Trump steht für vieles, was McCain rundherum ablehnte. Vor allem aber steht er für eine fast grenzenlose Respektlosigkeit gegenüber anderen Menschen, für eine Verrohung der politischen Kultur.
Die gegenseitige Verachtung zwischen Trump und McCain zeigte sich schon während Trumps Wahlkampf in den Jahren 2015 und 2016. Als Trump bekannt gab, Präsident werden zu wollen, und dabei mexikanische Einwanderer als "Kriminelle" und "Vergewaltiger" bezeichnete, kritisierte McCain das als "widerwärtig".
John McCain: Kriegsheld, Senator, Anti-Trump
Trump sagte wenig später, McCain sei kein Kriegsheld, weil er während des Vietnamkrieges gefangen genommen worden sei. "Ich mag Leute, die nicht gefangen genommen wurden."
McCain war als Pilot der US-Navy in Vietnam in Gefangenschaft geraten und von den Vietcong gefoltert worden. Als Politiker sprach er sich immer wieder gegen Folter aus. Er warb zudem dafür, dass das umstrittene Gefangenenlager Guantanamo auf Kuba geschlossen wird.
Das Entsetzen über Trumps Äußerungen war groß. Das Ausmaß seiner Respektlosigkeit war damals noch ungewohnt. Eine Entschuldigung lehnte Trump ab.
Spätestens seit diesem Vorfall war das Verhältnis von Trump und McCain von gegenseitiger Verachtung geprägt.
Trotz aller Differenzen stellte sich McCain im US-Präsidentschaftswahlkampf zunächst hinter Trump, als die Republikaner ihn zu ihrem Kandidaten machten.
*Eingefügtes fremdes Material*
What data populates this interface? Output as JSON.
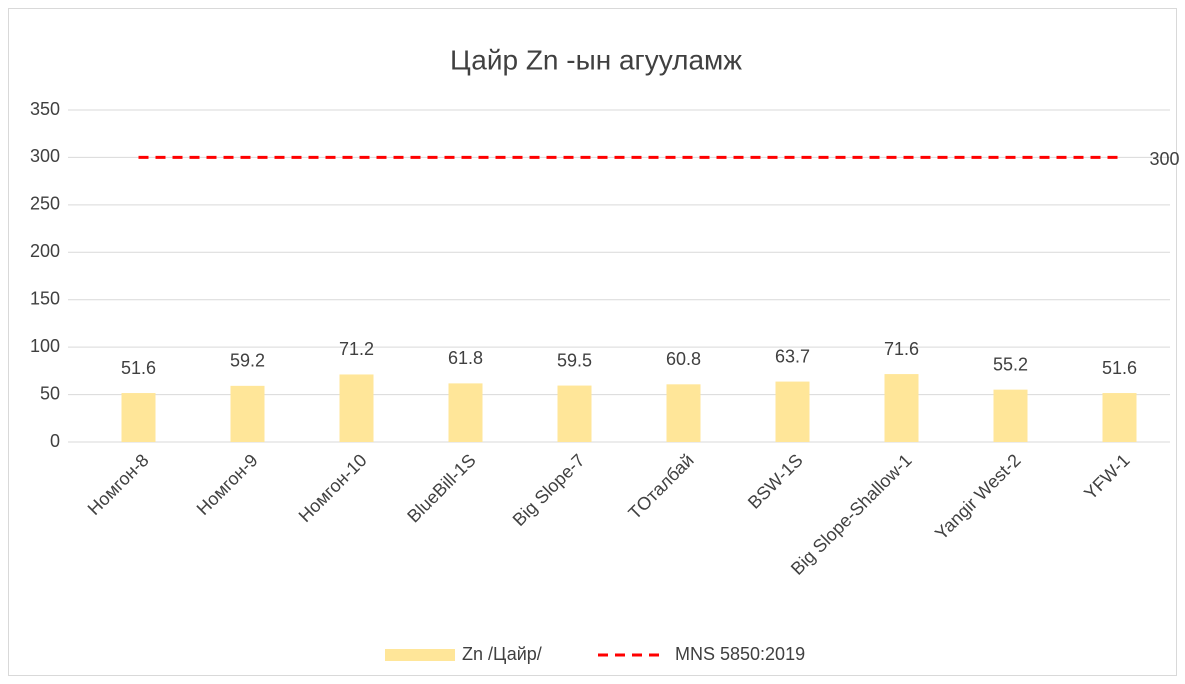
{
  "chart_data": {
    "type": "bar",
    "title": "Цайр Zn -ын агууламж",
    "categories": [
      "Номгон-8",
      "Номгон-9",
      "Номгон-10",
      "BlueBill-1S",
      "Big Slope-7",
      "TОталбай",
      "BSW-1S",
      "Big Slope-Shallow-1",
      "Yangir West-2",
      "YFW-1"
    ],
    "series": [
      {
        "name": "Zn /Цайр/",
        "color": "#ffe699",
        "type": "bar",
        "values": [
          51.6,
          59.2,
          71.2,
          61.8,
          59.5,
          60.8,
          63.7,
          71.6,
          55.2,
          51.6
        ]
      },
      {
        "name": "MNS 5850:2019",
        "color": "#ff0000",
        "type": "line",
        "dashed": true,
        "values": [
          300,
          300,
          300,
          300,
          300,
          300,
          300,
          300,
          300,
          300
        ]
      }
    ],
    "ylim": [
      0,
      350
    ],
    "yticks": [
      0,
      50,
      100,
      150,
      200,
      250,
      300,
      350
    ],
    "grid": true,
    "legend": "bottom"
  }
}
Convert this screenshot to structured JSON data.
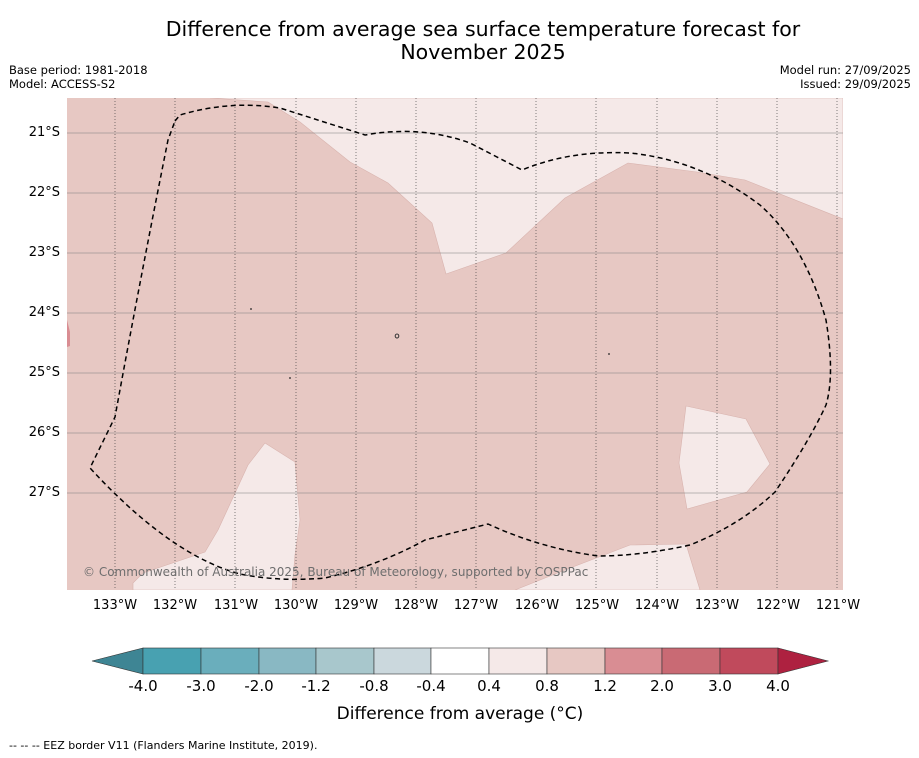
{
  "header": {
    "title_line1": "Difference from average sea surface temperature forecast for",
    "title_line2": "November 2025",
    "base_period": "Base period: 1981-2018",
    "model": "Model: ACCESS-S2",
    "model_run": "Model run: 27/09/2025",
    "issued": "Issued: 29/09/2025"
  },
  "map": {
    "latitude_labels": [
      "21°S",
      "22°S",
      "23°S",
      "24°S",
      "25°S",
      "26°S",
      "27°S"
    ],
    "longitude_labels": [
      "133°W",
      "132°W",
      "131°W",
      "130°W",
      "129°W",
      "128°W",
      "127°W",
      "126°W",
      "125°W",
      "124°W",
      "123°W",
      "122°W",
      "121°W"
    ],
    "copyright": "© Commonwealth of Australia 2025, Bureau of Meteorology, supported by COSPPac",
    "fill_colors": {
      "dominant_0.8_to_1.2": "#e7c8c3",
      "band_0.4_to_0.8": "#f5e9e8",
      "band_1.2_to_2.0": "#d98d93"
    }
  },
  "colorbar": {
    "title": "Difference from average (°C)",
    "tick_labels": [
      "-4.0",
      "-3.0",
      "-2.0",
      "-1.2",
      "-0.8",
      "-0.4",
      "0.4",
      "0.8",
      "1.2",
      "2.0",
      "3.0",
      "4.0"
    ],
    "colors": [
      "#3e8594",
      "#48a1b1",
      "#6aaebc",
      "#89b8c3",
      "#a8c7cc",
      "#cbd8dd",
      "#ffffff",
      "#f5e9e8",
      "#e7c8c3",
      "#d98d93",
      "#c96a74",
      "#c04a5c",
      "#ae2140"
    ]
  },
  "footnote": "--  --  -- EEZ border V11 (Flanders Marine Institute, 2019)."
}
Als dann aber ein Video auftauchte, in dem Trump sich schwer abfällig über Frauen äußerte, verweigerte McCain jede weitere Unterstützung.
In dem Video sagt Trump sinngemäß, als Star könne man sich jede Frau greifen und einfach küssen. McCain entgegnete: "Keine Frau sollte je Opfer eines solch unangemessenen Benehmens werden."
Am 8. November 2016 wurde Trump zum US-Präsidenten gewählt. McCain wurde Trumps größter Kritiker. Bis kurz vor seinem Tod stellte sich McCain offen und dauerhaft gegen Trump. Es gibt nicht viele Republikaner, die sich das trauen. Trump hat sich die Partei in weiten Teilen untergeordnet. Gerade deshalb stach McCain so heraus.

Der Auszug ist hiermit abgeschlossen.